ADR: Array of Objects support by Indexer
Status
-
Proposed -
Trialing -
Under review -
Approved -
Retired
Context
Currently, Indexer and Search implementation ignores Arrays of Objects structures in schemas. One of the examples of such structure in DD schemas are WellLog.Curves
You can find historical context in the following issues:
As a result, users are not able to:
- Retrieve such objects using Search (fixed in MR !114 (merged))
- Do search against info in such objects
- Do complex search queries e.g range / spatial etc
Elasticsearch has several options and data types to handle such cases.
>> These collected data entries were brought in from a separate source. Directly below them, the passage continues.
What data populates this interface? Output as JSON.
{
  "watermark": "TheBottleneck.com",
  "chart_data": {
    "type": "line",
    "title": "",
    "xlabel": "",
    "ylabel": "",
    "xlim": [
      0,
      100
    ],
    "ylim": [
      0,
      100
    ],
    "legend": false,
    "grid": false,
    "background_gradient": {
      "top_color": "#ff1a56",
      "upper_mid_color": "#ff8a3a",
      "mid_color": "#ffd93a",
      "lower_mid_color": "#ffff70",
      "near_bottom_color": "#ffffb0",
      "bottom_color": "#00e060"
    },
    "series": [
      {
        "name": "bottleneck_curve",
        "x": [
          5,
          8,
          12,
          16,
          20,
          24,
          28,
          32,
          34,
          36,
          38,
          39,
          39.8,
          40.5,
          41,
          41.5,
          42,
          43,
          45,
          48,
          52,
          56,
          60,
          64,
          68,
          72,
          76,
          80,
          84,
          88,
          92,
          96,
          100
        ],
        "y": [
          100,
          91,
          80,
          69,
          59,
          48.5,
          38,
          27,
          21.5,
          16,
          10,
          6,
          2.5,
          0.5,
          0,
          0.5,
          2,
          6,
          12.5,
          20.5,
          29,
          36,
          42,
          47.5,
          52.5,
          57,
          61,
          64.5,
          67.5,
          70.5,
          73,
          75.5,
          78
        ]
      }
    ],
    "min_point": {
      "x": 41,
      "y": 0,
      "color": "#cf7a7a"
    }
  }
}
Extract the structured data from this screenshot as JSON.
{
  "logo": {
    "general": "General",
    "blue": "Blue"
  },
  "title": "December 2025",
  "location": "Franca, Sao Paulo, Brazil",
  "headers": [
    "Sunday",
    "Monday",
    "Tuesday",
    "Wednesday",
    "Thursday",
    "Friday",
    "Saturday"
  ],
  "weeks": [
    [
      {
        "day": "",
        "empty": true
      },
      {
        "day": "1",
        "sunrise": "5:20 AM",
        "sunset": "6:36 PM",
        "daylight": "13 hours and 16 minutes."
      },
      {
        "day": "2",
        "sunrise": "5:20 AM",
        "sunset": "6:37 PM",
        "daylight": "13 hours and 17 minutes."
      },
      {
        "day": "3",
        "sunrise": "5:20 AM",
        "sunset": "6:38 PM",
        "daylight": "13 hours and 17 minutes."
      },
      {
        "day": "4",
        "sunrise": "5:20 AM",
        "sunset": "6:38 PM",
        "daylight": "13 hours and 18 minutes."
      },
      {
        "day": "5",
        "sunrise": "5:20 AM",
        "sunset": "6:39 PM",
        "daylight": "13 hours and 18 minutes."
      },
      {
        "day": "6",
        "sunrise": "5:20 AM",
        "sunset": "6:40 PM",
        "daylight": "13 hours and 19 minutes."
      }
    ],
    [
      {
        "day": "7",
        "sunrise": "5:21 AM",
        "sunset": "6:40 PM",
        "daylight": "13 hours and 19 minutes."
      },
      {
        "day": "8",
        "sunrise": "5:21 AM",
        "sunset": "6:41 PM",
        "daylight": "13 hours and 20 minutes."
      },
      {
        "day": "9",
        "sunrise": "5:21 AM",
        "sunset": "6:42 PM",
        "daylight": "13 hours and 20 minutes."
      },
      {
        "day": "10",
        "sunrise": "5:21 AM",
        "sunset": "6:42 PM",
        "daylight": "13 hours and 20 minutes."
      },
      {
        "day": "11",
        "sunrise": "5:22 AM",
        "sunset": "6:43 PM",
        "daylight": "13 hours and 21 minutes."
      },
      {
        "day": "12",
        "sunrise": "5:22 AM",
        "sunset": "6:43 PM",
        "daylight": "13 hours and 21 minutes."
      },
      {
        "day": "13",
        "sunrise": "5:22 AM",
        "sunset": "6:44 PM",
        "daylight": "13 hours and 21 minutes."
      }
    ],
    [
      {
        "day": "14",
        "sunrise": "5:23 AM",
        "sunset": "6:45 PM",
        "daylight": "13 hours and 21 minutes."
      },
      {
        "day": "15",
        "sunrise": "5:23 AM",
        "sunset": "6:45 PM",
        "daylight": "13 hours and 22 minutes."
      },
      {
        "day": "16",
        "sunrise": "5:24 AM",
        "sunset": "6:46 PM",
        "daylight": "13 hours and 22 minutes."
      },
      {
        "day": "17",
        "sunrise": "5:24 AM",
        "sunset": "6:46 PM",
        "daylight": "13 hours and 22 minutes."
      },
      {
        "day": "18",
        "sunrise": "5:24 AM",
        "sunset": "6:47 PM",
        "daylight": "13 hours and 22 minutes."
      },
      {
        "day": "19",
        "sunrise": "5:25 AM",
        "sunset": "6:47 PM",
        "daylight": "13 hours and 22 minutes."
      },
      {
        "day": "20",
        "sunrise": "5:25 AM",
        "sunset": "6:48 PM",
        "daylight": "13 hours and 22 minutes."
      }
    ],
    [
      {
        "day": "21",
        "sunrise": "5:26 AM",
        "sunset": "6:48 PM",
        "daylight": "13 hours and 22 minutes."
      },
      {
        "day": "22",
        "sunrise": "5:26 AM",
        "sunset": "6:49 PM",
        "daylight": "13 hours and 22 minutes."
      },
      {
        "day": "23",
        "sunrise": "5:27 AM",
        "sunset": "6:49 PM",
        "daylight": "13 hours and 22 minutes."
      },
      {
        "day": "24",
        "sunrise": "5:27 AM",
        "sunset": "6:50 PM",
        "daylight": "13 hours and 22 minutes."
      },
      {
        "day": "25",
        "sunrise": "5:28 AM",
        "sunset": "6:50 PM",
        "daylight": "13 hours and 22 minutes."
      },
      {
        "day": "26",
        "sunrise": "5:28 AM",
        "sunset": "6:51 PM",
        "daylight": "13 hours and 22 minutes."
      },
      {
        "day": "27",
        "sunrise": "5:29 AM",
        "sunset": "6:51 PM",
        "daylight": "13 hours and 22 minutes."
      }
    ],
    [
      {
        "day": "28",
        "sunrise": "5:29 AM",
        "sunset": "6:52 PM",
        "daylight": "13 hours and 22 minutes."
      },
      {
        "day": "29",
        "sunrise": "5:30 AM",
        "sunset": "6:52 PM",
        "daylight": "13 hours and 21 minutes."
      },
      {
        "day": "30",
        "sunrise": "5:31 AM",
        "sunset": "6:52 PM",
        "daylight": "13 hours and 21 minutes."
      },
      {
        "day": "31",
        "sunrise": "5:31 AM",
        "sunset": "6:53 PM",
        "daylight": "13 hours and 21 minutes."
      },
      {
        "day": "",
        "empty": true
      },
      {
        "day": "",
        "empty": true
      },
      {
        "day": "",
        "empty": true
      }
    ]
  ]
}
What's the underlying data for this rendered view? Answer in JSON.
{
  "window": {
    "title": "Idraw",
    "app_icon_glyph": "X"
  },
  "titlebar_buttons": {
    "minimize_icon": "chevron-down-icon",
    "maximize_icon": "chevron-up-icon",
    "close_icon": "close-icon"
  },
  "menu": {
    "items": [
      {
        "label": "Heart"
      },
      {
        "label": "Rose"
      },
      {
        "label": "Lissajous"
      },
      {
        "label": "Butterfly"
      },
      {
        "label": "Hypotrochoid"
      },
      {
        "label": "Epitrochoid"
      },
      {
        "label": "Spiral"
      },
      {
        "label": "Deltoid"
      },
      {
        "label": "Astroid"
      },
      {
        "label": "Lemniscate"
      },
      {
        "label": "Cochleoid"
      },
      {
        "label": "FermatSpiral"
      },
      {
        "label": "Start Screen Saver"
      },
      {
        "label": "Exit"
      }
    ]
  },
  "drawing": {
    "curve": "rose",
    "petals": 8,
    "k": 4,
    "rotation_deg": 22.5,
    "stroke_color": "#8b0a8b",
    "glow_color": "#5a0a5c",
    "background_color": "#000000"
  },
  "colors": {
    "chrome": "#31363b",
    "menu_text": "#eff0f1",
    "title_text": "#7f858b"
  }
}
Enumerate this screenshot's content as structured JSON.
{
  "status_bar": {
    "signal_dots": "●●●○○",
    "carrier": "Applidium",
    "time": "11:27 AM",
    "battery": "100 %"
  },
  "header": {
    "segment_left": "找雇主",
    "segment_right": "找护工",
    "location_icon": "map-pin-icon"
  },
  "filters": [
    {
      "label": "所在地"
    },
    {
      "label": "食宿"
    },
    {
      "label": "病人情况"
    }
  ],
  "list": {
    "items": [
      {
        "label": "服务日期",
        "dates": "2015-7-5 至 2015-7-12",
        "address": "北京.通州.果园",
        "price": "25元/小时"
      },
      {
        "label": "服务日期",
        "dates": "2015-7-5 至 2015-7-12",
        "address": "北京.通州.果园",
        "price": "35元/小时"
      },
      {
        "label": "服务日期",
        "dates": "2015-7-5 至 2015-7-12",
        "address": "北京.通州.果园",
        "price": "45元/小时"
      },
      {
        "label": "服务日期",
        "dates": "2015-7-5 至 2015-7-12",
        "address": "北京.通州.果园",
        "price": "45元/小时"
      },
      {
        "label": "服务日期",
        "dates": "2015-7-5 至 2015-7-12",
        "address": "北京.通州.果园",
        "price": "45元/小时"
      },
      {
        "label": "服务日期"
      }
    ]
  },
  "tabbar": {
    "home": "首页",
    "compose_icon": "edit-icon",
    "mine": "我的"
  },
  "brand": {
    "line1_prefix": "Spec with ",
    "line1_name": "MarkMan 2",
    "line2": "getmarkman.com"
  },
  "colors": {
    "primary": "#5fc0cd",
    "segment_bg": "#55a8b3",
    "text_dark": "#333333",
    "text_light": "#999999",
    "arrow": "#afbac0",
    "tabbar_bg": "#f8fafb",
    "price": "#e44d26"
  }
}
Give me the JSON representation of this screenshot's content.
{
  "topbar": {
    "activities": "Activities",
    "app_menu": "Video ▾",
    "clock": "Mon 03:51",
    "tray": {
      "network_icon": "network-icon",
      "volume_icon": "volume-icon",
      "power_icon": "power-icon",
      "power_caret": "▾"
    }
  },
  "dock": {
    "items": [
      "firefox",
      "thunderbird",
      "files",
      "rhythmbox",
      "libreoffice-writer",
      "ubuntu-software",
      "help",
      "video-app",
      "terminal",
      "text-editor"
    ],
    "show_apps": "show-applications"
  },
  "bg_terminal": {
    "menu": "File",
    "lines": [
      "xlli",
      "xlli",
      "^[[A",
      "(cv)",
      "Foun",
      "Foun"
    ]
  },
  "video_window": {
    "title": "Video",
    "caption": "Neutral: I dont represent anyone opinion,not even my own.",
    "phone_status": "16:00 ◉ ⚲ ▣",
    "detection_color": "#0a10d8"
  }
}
There is no silver bullet and each of these types has pros and cons.
- object type - Individual object queries are not supported (objects are not searchable individually)
- nested type - Have a serious impact on performance and produce separate documents e.g. 100 WellLog records with 100 Curves each will produce 100x100 documents under Elastic index.
- flattened type - Do not support complex queries and available ONLY with X-Pack (Not open-source type)
A specific object might be treated in one of these 3 ways according to a custom hint associated with that object (part of the logical schema). The main question is how the initial DD schema enrichment mechanism would work to add the hints. Generally, there are 2 options:
- Incorporate hints into the DD schema.
- Separate DD schema and hints and merge them during the Elasticsearch index creation process.
Both options have pros and cons:
- Combined schema and hints are the easiest and centralized way to onboard new functionality. Drawbacks are the blended "clean" data model with functional-level attributes and changes of the DD schema.
- Separated data model and hints follow the separation of concerns principle, but bring other challenges such as maintaining the conformity of 2 physically separated pieces and the necessity to store hints per provider.
The format of the hints file might be one of the following:
- Copy the original JSON structure and store hints maintaining the original DD schema hierarchy:
{ "properties" : { "data": { "allOf" : { "properties" : { "Curves" : "x-osdu-flattened" } } } } }
- Maintain a path to the desired field and its type:
{ "properties/data/allOf/properties/Curves" : "x-osdu-flattened" }
- Assuming a type is always indexing in some way, the mapping might be done on an object level:
{ "Curves" : "x-osdu-flattened" }
In each case, the maintainer should make sure the hints file matches the DD file (e.g. DD schema changes), which adds operational overhead.
Scope
Implement a general approach on how to handle Arrays of Objects (AO) in Schemas:
- Index
- Search
Decision
Analyzing 2 options, decided to follow the combined schema and hints approach:
- Define generic hints (enriched object schema), which will let the Indexer know, how the specific array of objects should be treated when feeding a schema into Elasticsearch:
"x-osdu-indexing": "x-type-nested"
"x-osdu-indexing": "x-type-flattened"
"x-osdu-indexing": "x-type-object"
- Review R3 schemas and inject hints where applicable.
Rationale
Elasticsearch doesn't have a type that can be used across all array of objects elements. The decision on a proper data type should be done as a part of the Data Modeling phase. The following criteria should be taken into account in each DD case:
- Is object attributes will be used in queries?
- What type of queries will be used?
- What is the cardinality of AO?
- Can information be moved out of AO?
Consequences
- Review R3 schemas
- Update all cases where we have AO with appropriate meta attribute
- Educate the DD community on the pros and cons of each type